The blog photos of Bonanza “The Flying Chef” raised the question, “At which Hamilton airport did Bob Finlayson take these photos?” Hamilton’s first permanent airport dates to 1926, when Jack V. Elliot established a flying school along Beach Road. In 1928 the federal Air Board, established in Ottawa in 1919, recognized Elliot’s airfield. In 1927, however, with funding from the city of Hamilton and International Airways, work began on a new airport about a mile from Elliot’s field. The facility was ready for use in 1930. It included two hard-surface runways, two hangars, field lighting and a navigation beacon to help guide planes flying the Detroit-Toronto mail.
The airport was owned by the city and managed by the aero club. Cub Aircraft of Canada set up a factory in the late 1930s (see below) to manufacture small Piper planes and the aero club won a contract early in the war to train RCAF pilots. However, the airport by then was waning. It had only marginal facilities and was too close to the city for expansion.
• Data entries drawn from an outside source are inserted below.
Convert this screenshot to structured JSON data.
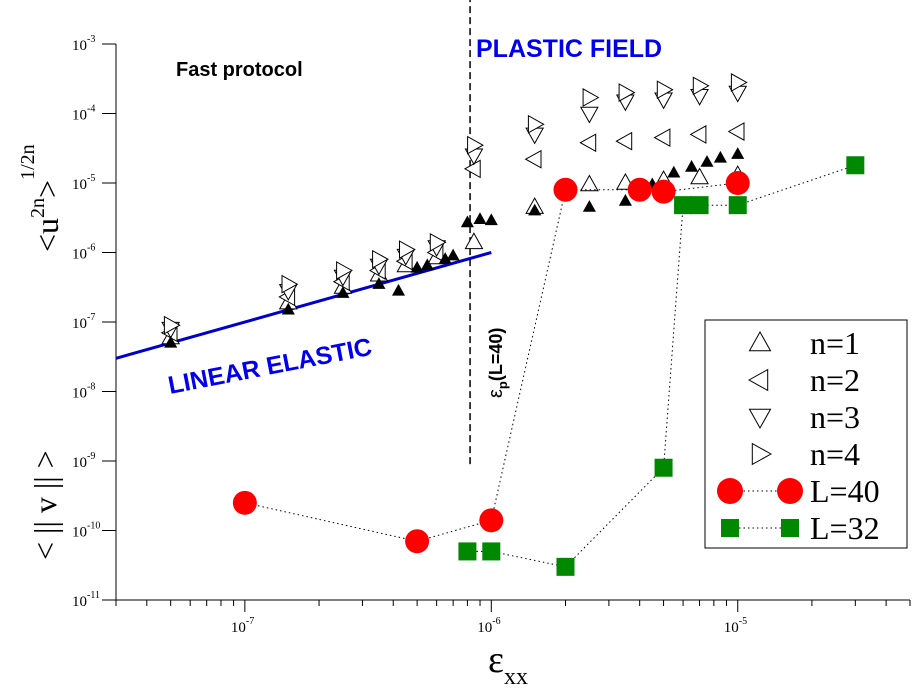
{
  "chart_data": {
    "type": "scatter",
    "x_scale": "log",
    "y_scale": "log",
    "xlim": [
      3e-08,
      5e-05
    ],
    "ylim": [
      1e-11,
      0.001
    ],
    "x_ticks": [
      {
        "value": 1e-07,
        "base": "10",
        "exp": "-7"
      },
      {
        "value": 1e-06,
        "base": "10",
        "exp": "-6"
      },
      {
        "value": 1e-05,
        "base": "10",
        "exp": "-5"
      }
    ],
    "y_ticks": [
      {
        "value": 1e-11,
        "base": "10",
        "exp": "-11"
      },
      {
        "value": 1e-10,
        "base": "10",
        "exp": "-10"
      },
      {
        "value": 1e-09,
        "base": "10",
        "exp": "-9"
      },
      {
        "value": 1e-08,
        "base": "10",
        "exp": "-8"
      },
      {
        "value": 1e-07,
        "base": "10",
        "exp": "-7"
      },
      {
        "value": 1e-06,
        "base": "10",
        "exp": "-6"
      },
      {
        "value": 1e-05,
        "base": "10",
        "exp": "-5"
      },
      {
        "value": 0.0001,
        "base": "10",
        "exp": "-4"
      },
      {
        "value": 0.001,
        "base": "10",
        "exp": "-3"
      }
    ],
    "xlabel": {
      "main": "ε",
      "sub": "xx"
    },
    "ylabel_top": {
      "open": "<u",
      "sup": "2n",
      "close": ">",
      "exp": "1/2n"
    },
    "ylabel_bottom": "< || v || >",
    "grid": false,
    "legend_position": "lower-right",
    "annotations": {
      "protocol": "Fast protocol",
      "plastic": "PLASTIC FIELD",
      "linear": "LINEAR ELASTIC",
      "eps_p": {
        "main": "ε",
        "sub": "p",
        "rest": "(L=40)"
      }
    },
    "colors": {
      "plastic": "#0000ee",
      "linear_fit": "#0000cc",
      "L40": "#ff0000",
      "L32": "#008800"
    },
    "linear_fit": {
      "x": [
        3e-08,
        1e-06
      ],
      "y": [
        3e-08,
        1e-06
      ]
    },
    "threshold_line": {
      "x": 8.2e-07,
      "y": [
        9e-10,
        0.001
      ]
    },
    "series": [
      {
        "name": "n=1",
        "marker": "triangle-up",
        "values": [
          [
            5e-08,
            6e-08
          ],
          [
            1.5e-07,
            1.9e-07
          ],
          [
            2.5e-07,
            3.2e-07
          ],
          [
            3.5e-07,
            4.8e-07
          ],
          [
            4.5e-07,
            6.5e-07
          ],
          [
            6e-07,
            8.5e-07
          ],
          [
            8.5e-07,
            1.4e-06
          ],
          [
            1.5e-06,
            4.5e-06
          ],
          [
            2.5e-06,
            9.5e-06
          ],
          [
            3.5e-06,
            1e-05
          ],
          [
            5e-06,
            1.1e-05
          ],
          [
            7e-06,
            1.2e-05
          ],
          [
            1e-05,
            1.3e-05
          ]
        ]
      },
      {
        "name": "n=2",
        "marker": "triangle-left",
        "values": [
          [
            5e-08,
            7e-08
          ],
          [
            1.5e-07,
            2.3e-07
          ],
          [
            2.5e-07,
            3.8e-07
          ],
          [
            3.5e-07,
            5.5e-07
          ],
          [
            4.5e-07,
            7.5e-07
          ],
          [
            6e-07,
            1e-06
          ],
          [
            8.5e-07,
            1.6e-05
          ],
          [
            1.5e-06,
            2.2e-05
          ],
          [
            2.5e-06,
            3.8e-05
          ],
          [
            3.5e-06,
            4e-05
          ],
          [
            5e-06,
            4.5e-05
          ],
          [
            7e-06,
            5e-05
          ],
          [
            1e-05,
            5.5e-05
          ]
        ]
      },
      {
        "name": "n=3",
        "marker": "triangle-down",
        "values": [
          [
            5e-08,
            8e-08
          ],
          [
            1.5e-07,
            2.8e-07
          ],
          [
            2.5e-07,
            4.5e-07
          ],
          [
            3.5e-07,
            6.5e-07
          ],
          [
            4.5e-07,
            9e-07
          ],
          [
            6e-07,
            1.2e-06
          ],
          [
            8.5e-07,
            2.5e-05
          ],
          [
            1.5e-06,
            5e-05
          ],
          [
            2.5e-06,
            0.0001
          ],
          [
            3.5e-06,
            0.00015
          ],
          [
            5e-06,
            0.00016
          ],
          [
            7e-06,
            0.00018
          ],
          [
            1e-05,
            0.0002
          ]
        ]
      },
      {
        "name": "n=4",
        "marker": "triangle-right",
        "values": [
          [
            5e-08,
            9e-08
          ],
          [
            1.5e-07,
            3.5e-07
          ],
          [
            2.5e-07,
            5.5e-07
          ],
          [
            3.5e-07,
            8e-07
          ],
          [
            4.5e-07,
            1.1e-06
          ],
          [
            6e-07,
            1.4e-06
          ],
          [
            8.5e-07,
            3.5e-05
          ],
          [
            1.5e-06,
            7e-05
          ],
          [
            2.5e-06,
            0.00017
          ],
          [
            3.5e-06,
            0.0002
          ],
          [
            5e-06,
            0.00022
          ],
          [
            7e-06,
            0.00025
          ],
          [
            1e-05,
            0.00028
          ]
        ]
      },
      {
        "name": "n=1 (filled)",
        "marker": "triangle-up-filled",
        "values": [
          [
            5e-08,
            5e-08
          ],
          [
            1.5e-07,
            1.5e-07
          ],
          [
            2.5e-07,
            2.6e-07
          ],
          [
            3.5e-07,
            3.5e-07
          ],
          [
            4.2e-07,
            2.8e-07
          ],
          [
            5e-07,
            6e-07
          ],
          [
            5.5e-07,
            6.5e-07
          ],
          [
            6.5e-07,
            8e-07
          ],
          [
            7e-07,
            9e-07
          ],
          [
            8e-07,
            2.7e-06
          ],
          [
            9e-07,
            3e-06
          ],
          [
            1e-06,
            2.9e-06
          ],
          [
            1.5e-06,
            4e-06
          ],
          [
            2.5e-06,
            4.5e-06
          ],
          [
            3.5e-06,
            5.5e-06
          ],
          [
            4.5e-06,
            9.5e-06
          ],
          [
            5.5e-06,
            1.4e-05
          ],
          [
            6.5e-06,
            1.7e-05
          ],
          [
            7.5e-06,
            2e-05
          ],
          [
            8.5e-06,
            2.3e-05
          ],
          [
            1e-05,
            2.6e-05
          ]
        ]
      },
      {
        "name": "L=40",
        "marker": "circle",
        "line": "dotted",
        "values": [
          [
            1e-07,
            2.5e-10
          ],
          [
            5e-07,
            7e-11
          ],
          [
            1e-06,
            1.4e-10
          ],
          [
            2e-06,
            8e-06
          ],
          [
            4e-06,
            8e-06
          ],
          [
            5e-06,
            7.5e-06
          ],
          [
            1e-05,
            1e-05
          ]
        ]
      },
      {
        "name": "L=32",
        "marker": "square",
        "line": "dotted",
        "values": [
          [
            8e-07,
            5e-11
          ],
          [
            1e-06,
            5e-11
          ],
          [
            2e-06,
            3e-11
          ],
          [
            5e-06,
            8e-10
          ],
          [
            6e-06,
            4.8e-06
          ],
          [
            7e-06,
            4.8e-06
          ],
          [
            1e-05,
            4.8e-06
          ],
          [
            3e-05,
            1.8e-05
          ]
        ]
      }
    ],
    "legend": [
      {
        "label": "n=1",
        "marker": "triangle-up"
      },
      {
        "label": "n=2",
        "marker": "triangle-left"
      },
      {
        "label": "n=3",
        "marker": "triangle-down"
      },
      {
        "label": "n=4",
        "marker": "triangle-right"
      },
      {
        "label": "L=40",
        "marker": "circle"
      },
      {
        "label": "L=32",
        "marker": "square"
      }
    ]
  }
}
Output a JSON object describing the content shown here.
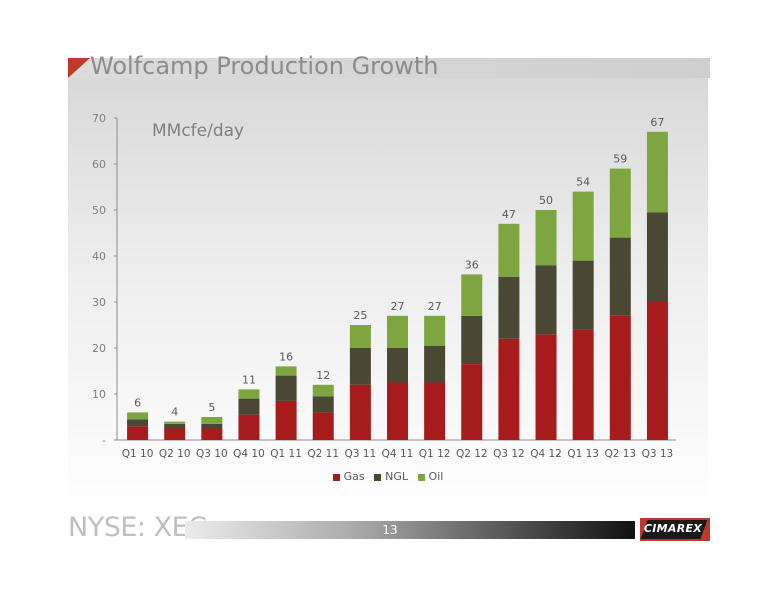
{
  "title": "Wolfcamp Production Growth",
  "unit_label": "MMcfe/day",
  "footer": {
    "ticker": "NYSE: XEC",
    "page": "13",
    "logo": "CIMAREX"
  },
  "colors": {
    "gas": "#a61c1c",
    "ngl": "#4a4732",
    "oil": "#7ea640",
    "accent": "#c0392b"
  },
  "chart_data": {
    "type": "bar",
    "stacked": true,
    "categories": [
      "Q1 10",
      "Q2 10",
      "Q3 10",
      "Q4 10",
      "Q1 11",
      "Q2 11",
      "Q3 11",
      "Q4 11",
      "Q1 12",
      "Q2 12",
      "Q3 12",
      "Q4 12",
      "Q1 13",
      "Q2 13",
      "Q3 13"
    ],
    "series": [
      {
        "name": "Gas",
        "values": [
          3,
          2.5,
          2.5,
          5.5,
          8.5,
          6,
          12,
          12.5,
          12.5,
          16.5,
          22,
          23,
          24,
          27,
          30
        ]
      },
      {
        "name": "NGL",
        "values": [
          1.5,
          1,
          1,
          3.5,
          5.5,
          3.5,
          8,
          7.5,
          8,
          10.5,
          13.5,
          15,
          15,
          17,
          19.5
        ]
      },
      {
        "name": "Oil",
        "values": [
          1.5,
          0.5,
          1.5,
          2,
          2,
          2.5,
          5,
          7,
          6.5,
          9,
          11.5,
          12,
          15,
          15,
          17.5
        ]
      }
    ],
    "totals": [
      6,
      4,
      5,
      11,
      16,
      12,
      25,
      27,
      27,
      36,
      47,
      50,
      54,
      59,
      67
    ],
    "ylim": [
      0,
      70
    ],
    "yticks": [
      "-",
      "10",
      "20",
      "30",
      "40",
      "50",
      "60",
      "70"
    ],
    "legend_position": "bottom",
    "grid": false
  }
}
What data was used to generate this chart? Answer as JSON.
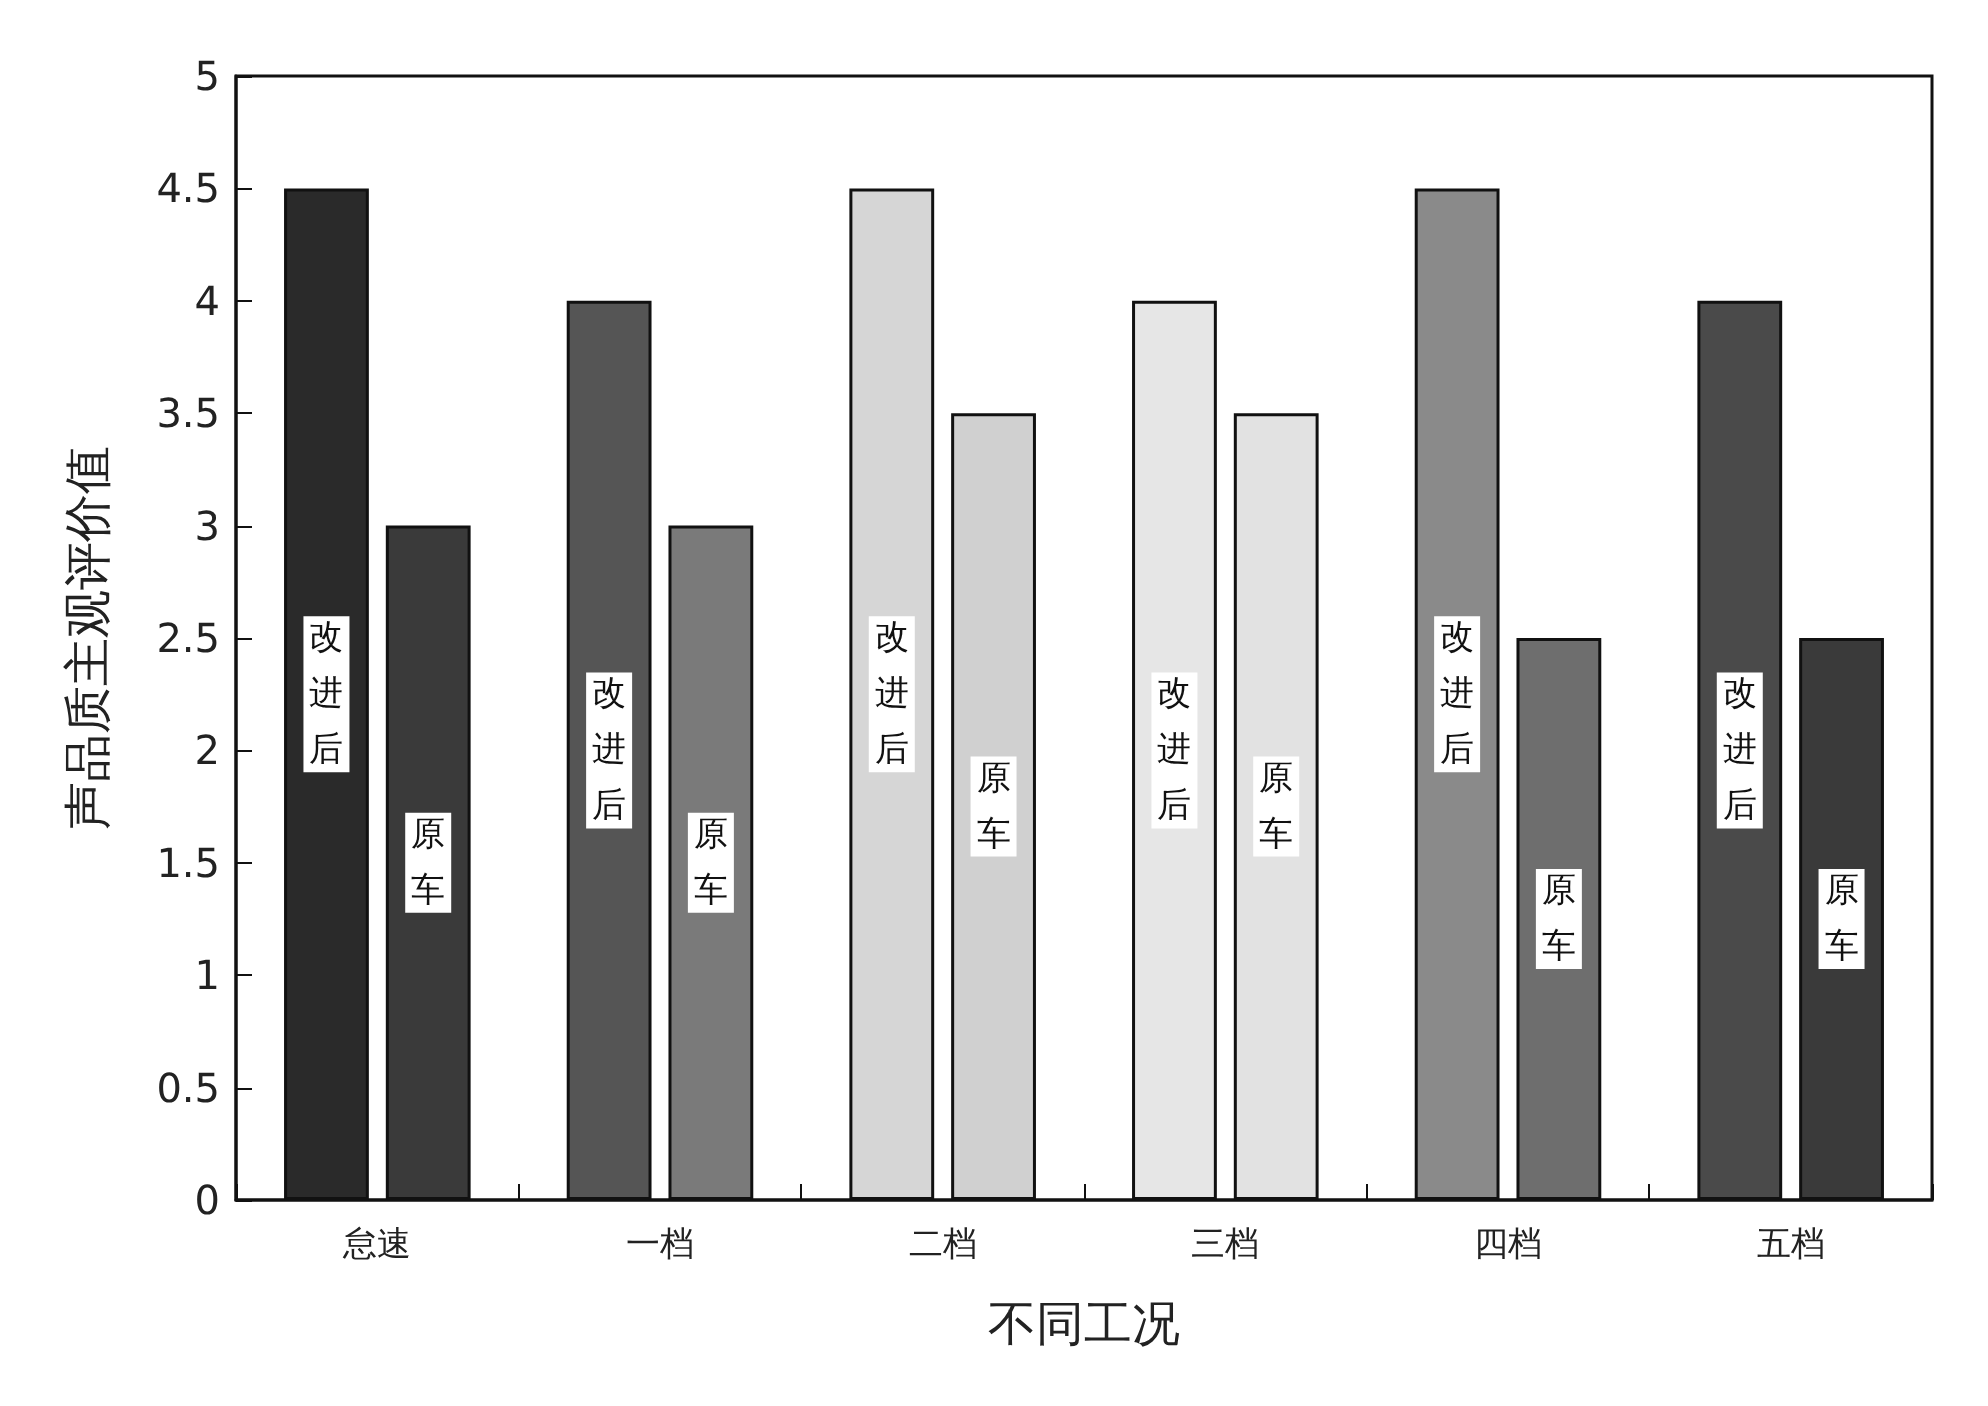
{
  "chart_data": {
    "type": "bar",
    "xlabel": "不同工况",
    "ylabel": "声品质主观评价值",
    "categories": [
      "怠速",
      "一档",
      "二档",
      "三档",
      "四档",
      "五档"
    ],
    "series": [
      {
        "name": "改进后",
        "colors": [
          "#2a2a2a",
          "#555555",
          "#d6d6d6",
          "#e6e6e6",
          "#8a8a8a",
          "#4a4a4a"
        ],
        "values": [
          4.5,
          4,
          4.5,
          4,
          4.5,
          4
        ]
      },
      {
        "name": "原车",
        "colors": [
          "#3a3a3a",
          "#7a7a7a",
          "#d0d0d0",
          "#e2e2e2",
          "#6e6e6e",
          "#3a3a3a"
        ],
        "values": [
          3,
          3,
          3.5,
          3.5,
          2.5,
          2.5
        ]
      }
    ],
    "ylim": [
      0,
      5
    ],
    "yticks": [
      0,
      0.5,
      1,
      1.5,
      2,
      2.5,
      3,
      3.5,
      4,
      4.5,
      5
    ],
    "grid": false,
    "legend": false
  }
}
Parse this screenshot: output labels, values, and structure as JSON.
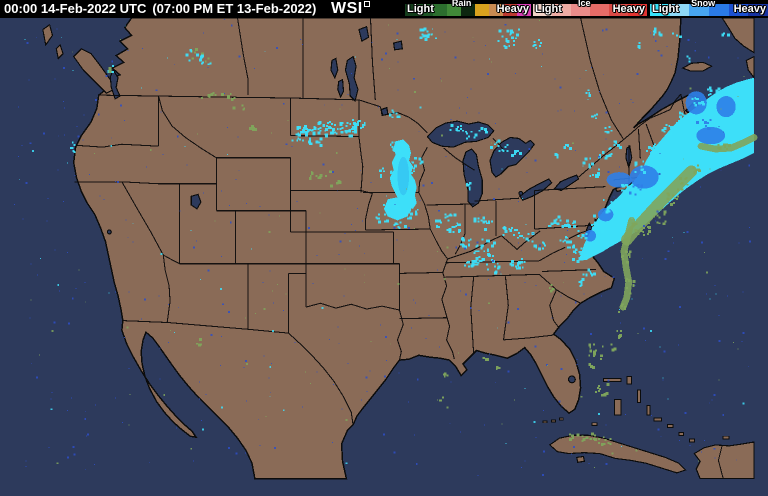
{
  "header": {
    "timestamp_utc": "00:00 14-Feb-2022 UTC",
    "timestamp_local": "(07:00 PM ET 13-Feb-2022)",
    "logo": "WSI"
  },
  "legend": {
    "groups": [
      {
        "id": "rain",
        "title": "Rain",
        "light_label": "Light",
        "heavy_label": "Heavy",
        "segments": [
          "#143e1c",
          "#1f5526",
          "#2c6e2e",
          "#418938",
          "#0d260f",
          "#d9a21e",
          "#c98b52",
          "#bc3a31",
          "#d83cb4"
        ]
      },
      {
        "id": "ice",
        "title": "Ice",
        "light_label": "Light",
        "heavy_label": "Heavy",
        "segments": [
          "#f2d4c9",
          "#eeaca4",
          "#e98c8a",
          "#e56b67",
          "#da4a46",
          "#e23431"
        ]
      },
      {
        "id": "snow",
        "title": "Snow",
        "light_label": "Light",
        "heavy_label": "Heavy",
        "segments": [
          "#38e3fb",
          "#8ed9f7",
          "#47a5f0",
          "#2a7ae6",
          "#1c50cf",
          "#16329f"
        ]
      }
    ]
  },
  "map": {
    "colors": {
      "topbar_bg": "#000000",
      "topbar_text": "#ffffff",
      "ocean": "#2d3a5c",
      "land": "#8a6b57",
      "border_line": "#0c0c0c",
      "snow_light": "#3ddff9",
      "snow_core": "#35c5f2",
      "snow_heavy": "#2e7fe8",
      "rain_light": "#7fa55c",
      "speckle_blue": "#2e4fc5"
    }
  }
}
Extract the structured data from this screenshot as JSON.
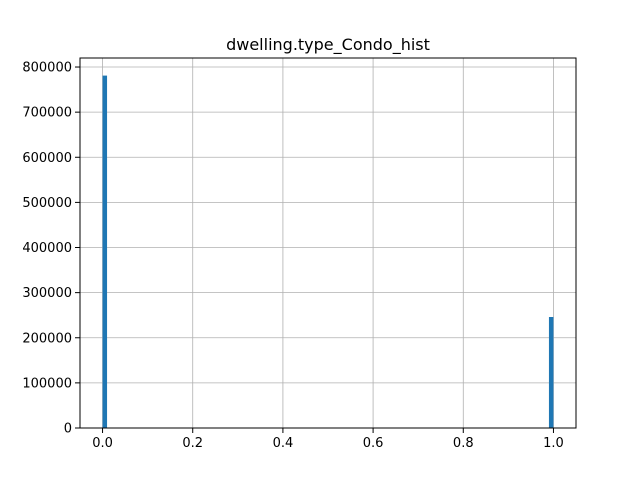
{
  "chart_data": {
    "type": "bar",
    "title": "dwelling.type_Condo_hist",
    "xlabel": "",
    "ylabel": "",
    "grid": true,
    "bin_width": 0.01,
    "bars": [
      {
        "x": 0.0,
        "value": 781000
      },
      {
        "x": 0.99,
        "value": 246000
      }
    ],
    "xlim": [
      -0.05,
      1.05
    ],
    "ylim": [
      0,
      820000
    ],
    "xticks": [
      {
        "value": 0.0,
        "label": "0.0"
      },
      {
        "value": 0.2,
        "label": "0.2"
      },
      {
        "value": 0.4,
        "label": "0.4"
      },
      {
        "value": 0.6,
        "label": "0.6"
      },
      {
        "value": 0.8,
        "label": "0.8"
      },
      {
        "value": 1.0,
        "label": "1.0"
      }
    ],
    "yticks": [
      {
        "value": 0,
        "label": "0"
      },
      {
        "value": 100000,
        "label": "100000"
      },
      {
        "value": 200000,
        "label": "200000"
      },
      {
        "value": 300000,
        "label": "300000"
      },
      {
        "value": 400000,
        "label": "400000"
      },
      {
        "value": 500000,
        "label": "500000"
      },
      {
        "value": 600000,
        "label": "600000"
      },
      {
        "value": 700000,
        "label": "700000"
      },
      {
        "value": 800000,
        "label": "800000"
      }
    ],
    "colors": {
      "bar": "#1f77b4",
      "grid": "#b0b0b0",
      "axis": "#000000"
    }
  }
}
Instead, the DND built a major new training base up on the Niagara Escarpment at the rural center of Mount Hope – the site of today’s modern John C. Munro Hamilton International Airport (YHM).
Although outdated, Hamilton’s old airport continued through and after the war, especially with Cub and a new company, Peninsula Air Service. However the aero club had moved to Mount Hope, and urban sprawl was encroaching on all sides of the airport. In 1951 what by then was known as “Hamilton Municipal Airport” closed. Henceforth, Hamilton focused its aviation interests at Mount Hope.
In our rare heading photo of “old” Hamilton airport around 1940, you can see the same old hangar that’s in Bob photos. In his shots you can see that by 1950/51 the hangar had become the main base for Glen White’s Peninsula Air Service. Glen, however, inevitably relocated to Mount Hope, and old Hamilton Municipal Airport was ploughed under for development. The hangar to the right is Cub Aircraft of Canada, considerably expanded by 1950 since erected in 1939. In the more detailed photo of the Cub hangar (found in the rich collection of aviation photographer, the late Al Martin) you can see how Cub had raised its roof considerably, probably to accommodate wartime manufacturing and overhaul contracts. Several Hamilton-built Cubs remain airworthy in 2016.